Corinne Szepesi, instructor at Good Karma Yoga, has been doing yoga for more than 20 years. She first got involved with yoga after hearing how great it was to improve flexibility. At the time, Szepesi was running and weightlifting to stay fit and thought yoga would be another good way to cross-train.
Szepesi said that she, like many yoga practitioners, started practicing yoga for the health benefits. What she got out of it, was much more.
“I was totally blown away,” said Szepesi. She went on to say that she also received benefits to her mental and spiritual well-being through yoga.
“It’s all connected. What happens to your mind happens to your body and what happens to your body affects your mind.”
Yoga is great for more than just improving flexibility. Szepesi said that many yoga poses, for example a plank pose, use the body’s weight against itself which also benefits strength, stamina and endurance. While yoga can yield many physical benefits, it is really about making that mind-body connection, added Szepesi.
Szepesi’s interest in yoga quickly deepened, and she began practicing different types of yoga, like minyasa, hatha and power-flow yoga. She said the difference between these methods is largely what postures (or asnas as they are referred to in yoga) practitioners do and how they transition between them.

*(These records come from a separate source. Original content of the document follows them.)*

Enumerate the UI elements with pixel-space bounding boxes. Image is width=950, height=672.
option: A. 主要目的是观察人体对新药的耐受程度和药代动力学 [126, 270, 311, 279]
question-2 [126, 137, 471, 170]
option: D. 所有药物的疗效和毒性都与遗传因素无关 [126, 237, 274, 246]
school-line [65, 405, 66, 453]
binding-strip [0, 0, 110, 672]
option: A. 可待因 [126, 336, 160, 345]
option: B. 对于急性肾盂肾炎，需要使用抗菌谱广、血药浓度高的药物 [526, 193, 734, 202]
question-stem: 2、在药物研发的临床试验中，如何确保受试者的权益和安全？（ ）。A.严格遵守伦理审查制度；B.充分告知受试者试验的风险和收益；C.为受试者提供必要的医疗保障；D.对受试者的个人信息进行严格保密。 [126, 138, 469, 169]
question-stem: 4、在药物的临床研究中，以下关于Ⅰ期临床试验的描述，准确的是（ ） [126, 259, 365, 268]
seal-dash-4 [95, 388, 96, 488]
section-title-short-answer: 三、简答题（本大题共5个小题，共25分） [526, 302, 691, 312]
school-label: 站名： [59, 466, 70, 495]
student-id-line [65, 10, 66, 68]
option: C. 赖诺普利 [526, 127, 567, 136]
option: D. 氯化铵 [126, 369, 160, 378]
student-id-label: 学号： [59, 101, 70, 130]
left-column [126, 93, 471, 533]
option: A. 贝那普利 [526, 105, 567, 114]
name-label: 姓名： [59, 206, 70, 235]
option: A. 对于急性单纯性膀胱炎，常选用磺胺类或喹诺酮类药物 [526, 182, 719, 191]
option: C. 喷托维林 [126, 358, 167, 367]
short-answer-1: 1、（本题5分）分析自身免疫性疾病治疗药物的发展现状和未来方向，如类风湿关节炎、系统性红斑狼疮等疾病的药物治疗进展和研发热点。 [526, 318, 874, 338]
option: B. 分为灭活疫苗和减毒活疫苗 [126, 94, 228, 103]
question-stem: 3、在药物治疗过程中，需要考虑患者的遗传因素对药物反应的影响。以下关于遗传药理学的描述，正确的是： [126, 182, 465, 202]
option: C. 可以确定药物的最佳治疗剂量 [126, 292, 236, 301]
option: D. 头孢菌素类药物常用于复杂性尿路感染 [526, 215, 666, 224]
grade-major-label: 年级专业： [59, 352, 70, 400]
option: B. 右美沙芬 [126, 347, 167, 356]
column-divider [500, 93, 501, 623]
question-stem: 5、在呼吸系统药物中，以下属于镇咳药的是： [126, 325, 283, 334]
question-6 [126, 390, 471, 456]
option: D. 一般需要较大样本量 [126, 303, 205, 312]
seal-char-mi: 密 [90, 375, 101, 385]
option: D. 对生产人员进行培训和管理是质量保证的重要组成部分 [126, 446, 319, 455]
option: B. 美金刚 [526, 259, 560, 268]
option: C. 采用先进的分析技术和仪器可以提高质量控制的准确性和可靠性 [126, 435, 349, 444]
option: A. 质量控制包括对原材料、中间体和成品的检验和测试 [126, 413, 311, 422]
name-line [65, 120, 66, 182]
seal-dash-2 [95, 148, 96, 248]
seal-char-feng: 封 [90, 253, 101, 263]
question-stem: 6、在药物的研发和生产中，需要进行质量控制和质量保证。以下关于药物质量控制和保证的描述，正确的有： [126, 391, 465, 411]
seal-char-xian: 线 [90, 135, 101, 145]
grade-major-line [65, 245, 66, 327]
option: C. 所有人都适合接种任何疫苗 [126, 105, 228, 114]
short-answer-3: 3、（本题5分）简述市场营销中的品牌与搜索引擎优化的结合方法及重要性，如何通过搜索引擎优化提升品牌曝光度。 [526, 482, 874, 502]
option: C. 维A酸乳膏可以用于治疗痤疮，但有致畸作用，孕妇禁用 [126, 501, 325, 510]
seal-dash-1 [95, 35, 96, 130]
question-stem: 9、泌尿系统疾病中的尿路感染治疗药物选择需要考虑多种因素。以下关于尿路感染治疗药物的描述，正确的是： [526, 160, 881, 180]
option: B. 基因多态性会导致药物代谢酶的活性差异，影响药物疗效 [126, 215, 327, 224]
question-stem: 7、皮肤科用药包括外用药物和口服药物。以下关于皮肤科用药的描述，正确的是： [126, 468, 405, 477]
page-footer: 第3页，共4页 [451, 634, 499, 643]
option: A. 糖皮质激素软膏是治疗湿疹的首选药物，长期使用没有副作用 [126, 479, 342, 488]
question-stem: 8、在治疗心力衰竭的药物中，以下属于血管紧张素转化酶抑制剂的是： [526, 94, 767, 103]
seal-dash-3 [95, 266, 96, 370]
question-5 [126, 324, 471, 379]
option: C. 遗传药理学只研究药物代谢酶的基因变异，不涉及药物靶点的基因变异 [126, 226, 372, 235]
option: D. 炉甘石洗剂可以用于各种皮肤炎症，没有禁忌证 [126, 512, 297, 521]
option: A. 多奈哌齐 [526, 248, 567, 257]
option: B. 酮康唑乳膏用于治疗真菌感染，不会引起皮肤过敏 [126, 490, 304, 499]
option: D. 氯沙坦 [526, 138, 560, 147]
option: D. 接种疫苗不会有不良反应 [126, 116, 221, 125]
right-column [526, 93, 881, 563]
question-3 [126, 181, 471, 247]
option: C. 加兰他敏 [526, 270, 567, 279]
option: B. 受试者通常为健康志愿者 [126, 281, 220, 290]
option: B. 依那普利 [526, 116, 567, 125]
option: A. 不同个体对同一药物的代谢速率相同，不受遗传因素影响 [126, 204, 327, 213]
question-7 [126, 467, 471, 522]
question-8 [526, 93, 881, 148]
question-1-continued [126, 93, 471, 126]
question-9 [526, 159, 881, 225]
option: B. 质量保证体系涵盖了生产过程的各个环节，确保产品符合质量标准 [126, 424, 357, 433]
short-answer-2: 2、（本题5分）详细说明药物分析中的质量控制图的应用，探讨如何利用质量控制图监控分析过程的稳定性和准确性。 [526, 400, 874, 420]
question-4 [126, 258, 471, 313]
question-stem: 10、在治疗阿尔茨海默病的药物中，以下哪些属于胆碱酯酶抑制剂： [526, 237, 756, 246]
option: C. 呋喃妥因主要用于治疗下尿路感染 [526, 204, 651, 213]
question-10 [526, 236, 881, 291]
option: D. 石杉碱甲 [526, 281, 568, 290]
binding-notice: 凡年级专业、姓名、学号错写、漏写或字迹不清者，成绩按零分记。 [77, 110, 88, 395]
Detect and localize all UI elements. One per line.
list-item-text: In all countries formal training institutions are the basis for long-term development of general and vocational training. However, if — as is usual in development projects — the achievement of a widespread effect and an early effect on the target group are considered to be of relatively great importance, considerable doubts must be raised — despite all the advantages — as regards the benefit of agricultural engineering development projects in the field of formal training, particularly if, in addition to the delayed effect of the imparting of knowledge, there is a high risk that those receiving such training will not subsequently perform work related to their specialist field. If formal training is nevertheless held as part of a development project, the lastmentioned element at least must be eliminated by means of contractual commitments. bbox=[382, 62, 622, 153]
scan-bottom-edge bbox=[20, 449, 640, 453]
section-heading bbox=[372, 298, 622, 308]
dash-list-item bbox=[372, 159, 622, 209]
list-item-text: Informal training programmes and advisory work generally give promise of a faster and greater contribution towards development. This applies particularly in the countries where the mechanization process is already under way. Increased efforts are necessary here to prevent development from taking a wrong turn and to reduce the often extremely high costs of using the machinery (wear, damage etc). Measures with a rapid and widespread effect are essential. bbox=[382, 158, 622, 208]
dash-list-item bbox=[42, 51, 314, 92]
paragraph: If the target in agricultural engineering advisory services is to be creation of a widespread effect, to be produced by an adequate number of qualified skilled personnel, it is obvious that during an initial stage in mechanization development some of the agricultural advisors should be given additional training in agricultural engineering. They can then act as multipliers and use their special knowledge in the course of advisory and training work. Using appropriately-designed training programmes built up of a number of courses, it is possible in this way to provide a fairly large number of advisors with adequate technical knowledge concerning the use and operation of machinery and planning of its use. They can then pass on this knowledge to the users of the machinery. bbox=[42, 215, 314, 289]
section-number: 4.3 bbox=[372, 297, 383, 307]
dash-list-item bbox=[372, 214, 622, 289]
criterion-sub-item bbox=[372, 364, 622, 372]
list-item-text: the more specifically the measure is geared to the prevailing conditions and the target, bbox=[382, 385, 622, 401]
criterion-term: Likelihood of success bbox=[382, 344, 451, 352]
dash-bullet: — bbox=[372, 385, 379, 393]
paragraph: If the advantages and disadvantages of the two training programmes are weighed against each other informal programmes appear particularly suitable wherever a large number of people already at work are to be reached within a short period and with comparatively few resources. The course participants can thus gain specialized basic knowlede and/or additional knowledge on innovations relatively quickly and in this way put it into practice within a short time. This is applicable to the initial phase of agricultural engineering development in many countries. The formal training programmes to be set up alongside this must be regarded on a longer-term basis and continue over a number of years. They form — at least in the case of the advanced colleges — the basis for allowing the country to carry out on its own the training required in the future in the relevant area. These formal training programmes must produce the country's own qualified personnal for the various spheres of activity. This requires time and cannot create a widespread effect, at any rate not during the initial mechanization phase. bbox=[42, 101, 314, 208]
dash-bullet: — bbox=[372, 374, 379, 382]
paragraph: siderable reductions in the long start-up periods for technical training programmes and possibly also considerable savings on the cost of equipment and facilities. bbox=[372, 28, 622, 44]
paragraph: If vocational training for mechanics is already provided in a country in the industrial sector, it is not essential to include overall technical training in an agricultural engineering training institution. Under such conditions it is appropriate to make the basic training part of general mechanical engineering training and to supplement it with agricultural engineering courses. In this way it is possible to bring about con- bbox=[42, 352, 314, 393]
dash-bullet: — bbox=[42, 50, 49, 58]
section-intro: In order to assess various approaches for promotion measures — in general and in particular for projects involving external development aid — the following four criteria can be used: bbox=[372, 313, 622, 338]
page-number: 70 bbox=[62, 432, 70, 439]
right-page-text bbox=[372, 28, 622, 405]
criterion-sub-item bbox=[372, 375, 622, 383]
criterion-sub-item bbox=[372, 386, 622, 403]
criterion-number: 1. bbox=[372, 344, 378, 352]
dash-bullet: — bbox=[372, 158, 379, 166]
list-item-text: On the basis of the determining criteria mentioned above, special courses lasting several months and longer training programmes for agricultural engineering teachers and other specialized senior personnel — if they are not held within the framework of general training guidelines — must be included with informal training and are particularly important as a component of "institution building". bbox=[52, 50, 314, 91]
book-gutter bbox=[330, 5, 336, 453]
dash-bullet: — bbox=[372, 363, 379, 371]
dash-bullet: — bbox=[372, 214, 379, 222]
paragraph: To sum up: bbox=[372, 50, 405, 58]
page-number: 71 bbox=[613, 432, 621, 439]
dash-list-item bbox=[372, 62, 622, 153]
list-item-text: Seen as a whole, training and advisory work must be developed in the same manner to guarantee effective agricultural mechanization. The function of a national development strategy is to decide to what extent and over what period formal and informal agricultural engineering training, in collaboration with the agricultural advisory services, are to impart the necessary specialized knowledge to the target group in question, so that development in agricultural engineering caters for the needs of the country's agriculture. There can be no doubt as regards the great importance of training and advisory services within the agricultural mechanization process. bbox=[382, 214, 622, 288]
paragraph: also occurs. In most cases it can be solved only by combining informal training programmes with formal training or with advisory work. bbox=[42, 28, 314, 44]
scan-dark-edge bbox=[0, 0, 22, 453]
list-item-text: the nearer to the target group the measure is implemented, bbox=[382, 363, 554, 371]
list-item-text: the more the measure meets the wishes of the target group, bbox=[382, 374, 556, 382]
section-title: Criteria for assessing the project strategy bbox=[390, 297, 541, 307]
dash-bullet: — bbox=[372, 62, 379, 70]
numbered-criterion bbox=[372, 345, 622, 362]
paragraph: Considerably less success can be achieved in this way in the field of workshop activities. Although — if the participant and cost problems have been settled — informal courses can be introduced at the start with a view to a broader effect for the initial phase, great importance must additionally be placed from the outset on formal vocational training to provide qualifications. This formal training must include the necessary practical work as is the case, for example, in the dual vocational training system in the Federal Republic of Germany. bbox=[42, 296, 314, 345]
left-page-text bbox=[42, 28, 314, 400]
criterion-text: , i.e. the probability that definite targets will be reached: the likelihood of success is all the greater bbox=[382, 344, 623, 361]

Today, Szepesi primarily teaches and practices akhanda yoga. Szepesi said this a very holistic and traditional type of yoga and closely resembles yoga as it was first taught in India.
In akhanda yoga, practitioners make all six directional movements the spine is able to do, but the sequencing is very balanced to help prevent injury and ensure easy transition, said Szepesi.
Other methods of yoga, like the free-flowing minyasa, can be less balanced and a bit harsher on the body, she added.
Szepesi first got her certification to instruct yoga in 2009. She said she wanted to start teaching as a way to further deepen her experience with yoga and share its benefits. “I just wanted to share it with other people. I saw the benefits from my own body and how I felt and how it affected me.”
One of the things Szepesi said she enjoys most about practicing and teaching akhanda yoga is how she is able to apply its practices to everyday life and teach others to do the same. For example, Szepesi said that certain asnas in yoga can help to identify where people physical hold stress in their bodies and therefore can help them to deal with such issues in everyday life.
Everyone, particularly Albertans, are incredibly busy all the time, said Szepesi. Another enjoyable thing about yoga is that it allows people to take time out to just breathe. “We’re all very busy people. It’s like everyone is on this little treadmill.”
Yoga can also be attractive to people who are not fond of competitive sports. Szepesi said it can cater to people of any age, fitness and skill level and is completely non-competitive. She added that while there is nothing wrong with competition, it’s nice to be able to do something where competition is not necessary.
In addition to her main practice, akhanda yoga, Szepesi also teaches restorative yoga, which is beneficial for those who have suffered sport injuries. Szepesi said it is a good way to get people re-introduced to physical activity very gently.